KAMPUS MASA DEPAN: RUANG FISIK DAN MAYA YANG BERTUMBUH
Kita bisa membayangkan gedung kampus besar menjadi kosong. Buku cetak, apalagi kertas, bakal menjadi langka dan mahal. Akan tetapi, perguruan tinggi tetap ada—dalam corak baru. Ia bakal menjadi lokus, nyata dan maya, tempat penduduk pembelajar dari seluruh bumi berjumpa dan bekerja-sama menciptakan solusi lintas disiplin, lintas budaya, dan lintas negara.
Kolaborasi antara manusia dan mesin bakal menjadi norma, sebagaimana dimetaforakan sang Ganesha nan piawai menggunakan alat. Perguruan tinggi bakal menjadi simpul dalam jaringan penemuan global.
THE SONG REMAINS THE SAME
Ruang kuliah besar bakal kehilangan relevansi. Akan tetapi, meminjam titel album Led Zeppelin, The Song Remains the Same. Semangat keingintahuan, niat luhur untuk menyumbangkan pengetahuan demi kebaikan, dan tekad membangun masa depan berbareng bakal tetap hidup subur di sanubari masyarakat akademik.
Kita tetap punya angan bahwa seratus tahun dari sekarang bakal tetap ada lumbung-lumbung peradaban nyata ataupun maya, tempat keingintahuan berjumpa dengan tekad, tempat pengetahuan melayani kemanusiaan, dan tempat masa depan dibangun.
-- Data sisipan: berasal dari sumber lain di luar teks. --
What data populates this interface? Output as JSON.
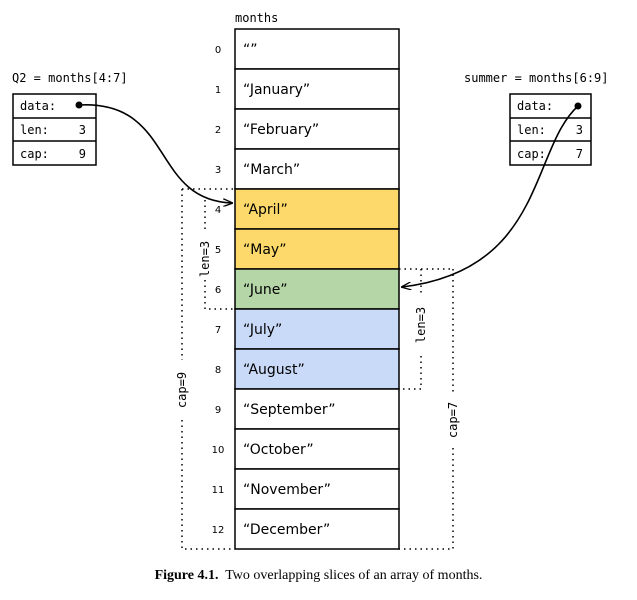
{
  "array": {
    "name": "months",
    "indices": [
      "0",
      "1",
      "2",
      "3",
      "4",
      "5",
      "6",
      "7",
      "8",
      "9",
      "10",
      "11",
      "12"
    ],
    "values": [
      "“”",
      "“January”",
      "“February”",
      "“March”",
      "“April”",
      "“May”",
      "“June”",
      "“July”",
      "“August”",
      "“September”",
      "“October”",
      "“November”",
      "“December”"
    ]
  },
  "colors": {
    "q2_only": "#fcd96a",
    "overlap": "#b5d6a7",
    "summer_only": "#c9daf8",
    "default": "#ffffff"
  },
  "q2": {
    "label": "Q2 = months[4:7]",
    "fields": [
      {
        "name": "data:",
        "value": ""
      },
      {
        "name": "len:",
        "value": "3"
      },
      {
        "name": "cap:",
        "value": "9"
      }
    ],
    "len_label": "len=3",
    "cap_label": "cap=9"
  },
  "summer": {
    "label": "summer = months[6:9]",
    "fields": [
      {
        "name": "data:",
        "value": ""
      },
      {
        "name": "len:",
        "value": "3"
      },
      {
        "name": "cap:",
        "value": "7"
      }
    ],
    "len_label": "len=3",
    "cap_label": "cap=7"
  },
  "caption": {
    "number": "Figure 4.1.",
    "text": "Two overlapping slices of an array of months."
  }
}
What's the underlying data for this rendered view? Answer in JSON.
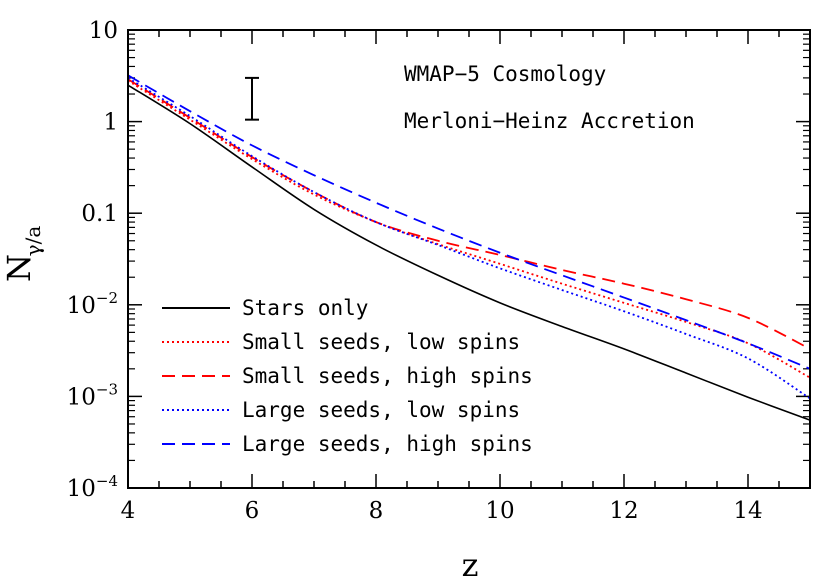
{
  "chart_data": {
    "type": "line",
    "title": "",
    "xlabel": "z",
    "ylabel_main": "N",
    "ylabel_sub": "γ/a",
    "xlim": [
      4,
      15
    ],
    "ylim": [
      0.0001,
      10
    ],
    "yscale": "log",
    "x_ticks": [
      4,
      6,
      8,
      10,
      12,
      14
    ],
    "y_ticks": [
      {
        "value": 10,
        "label": "10"
      },
      {
        "value": 1,
        "label": "1"
      },
      {
        "value": 0.1,
        "label": "0.1"
      },
      {
        "value": 0.01,
        "base": "10",
        "exp": "−2"
      },
      {
        "value": 0.001,
        "base": "10",
        "exp": "−3"
      },
      {
        "value": 0.0001,
        "base": "10",
        "exp": "−4"
      }
    ],
    "grid": false,
    "legend_position": "bottom-left",
    "annotations": [
      "WMAP−5 Cosmology",
      "Merloni−Heinz Accretion"
    ],
    "error_bar": {
      "x": 6,
      "y_low": 1.05,
      "y_high": 3.0
    },
    "series": [
      {
        "name": "Stars only",
        "color": "#000000",
        "dash": "solid",
        "x": [
          4,
          5,
          6,
          7,
          8,
          9,
          10,
          11,
          12,
          13,
          14,
          15
        ],
        "y": [
          2.5,
          0.95,
          0.32,
          0.11,
          0.045,
          0.021,
          0.0105,
          0.0058,
          0.0033,
          0.0018,
          0.00098,
          0.00055
        ]
      },
      {
        "name": "Small seeds, low spins",
        "color": "#ff0000",
        "dash": "dotted",
        "x": [
          4,
          5,
          6,
          7,
          8,
          9,
          10,
          11,
          12,
          13,
          14,
          15
        ],
        "y": [
          2.8,
          1.05,
          0.39,
          0.16,
          0.08,
          0.046,
          0.028,
          0.017,
          0.0105,
          0.0065,
          0.0038,
          0.0016
        ]
      },
      {
        "name": "Small seeds, high spins",
        "color": "#ff0000",
        "dash": "dashed",
        "x": [
          4,
          5,
          6,
          7,
          8,
          9,
          10,
          11,
          12,
          13,
          14,
          15
        ],
        "y": [
          2.9,
          1.1,
          0.41,
          0.17,
          0.08,
          0.05,
          0.035,
          0.024,
          0.017,
          0.0115,
          0.0072,
          0.0033
        ]
      },
      {
        "name": "Large seeds, low spins",
        "color": "#0000ff",
        "dash": "dotted",
        "x": [
          4,
          5,
          6,
          7,
          8,
          9,
          10,
          11,
          12,
          13,
          14,
          15
        ],
        "y": [
          3.0,
          1.15,
          0.42,
          0.17,
          0.08,
          0.045,
          0.025,
          0.0145,
          0.0085,
          0.0048,
          0.0026,
          0.00095
        ]
      },
      {
        "name": "Large seeds, high spins",
        "color": "#0000ff",
        "dash": "dashed",
        "x": [
          4,
          5,
          6,
          7,
          8,
          9,
          10,
          11,
          12,
          13,
          14,
          15
        ],
        "y": [
          3.2,
          1.3,
          0.55,
          0.26,
          0.13,
          0.068,
          0.037,
          0.021,
          0.012,
          0.0068,
          0.0038,
          0.002
        ]
      }
    ]
  }
}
PERTANYAAN UNTUK KITA HARI INI
Dengan memperhatikan apa nan sedang dan bakal terjadi, pertanyaan nan paling krusial hari ini bukanlah: “Apakah perguruan tinggi tetap bakal ada di tahun 2125?”, melainkan, “Apakah kita hari ini tetap mempunyai kebijaksanaan, keberanian, dan khayalan untuk merumuskan serta merancang ulang perguruan tinggi agar tetap berkedudukan dan berarti bagi umat manusia dan semesta?”. Inilah pekerjaan rumah kita bersama. Memang berat, tetapi dengan berdampingan tangan, kita bisa merancang dan mewujudkannya.
Selamat ulang tahun ke-105 Pendidikan Tinggi Teknik Indonesia. Semoga PTTI tetap relevan dan terus tumbuh sebagai pelopor kemajuan.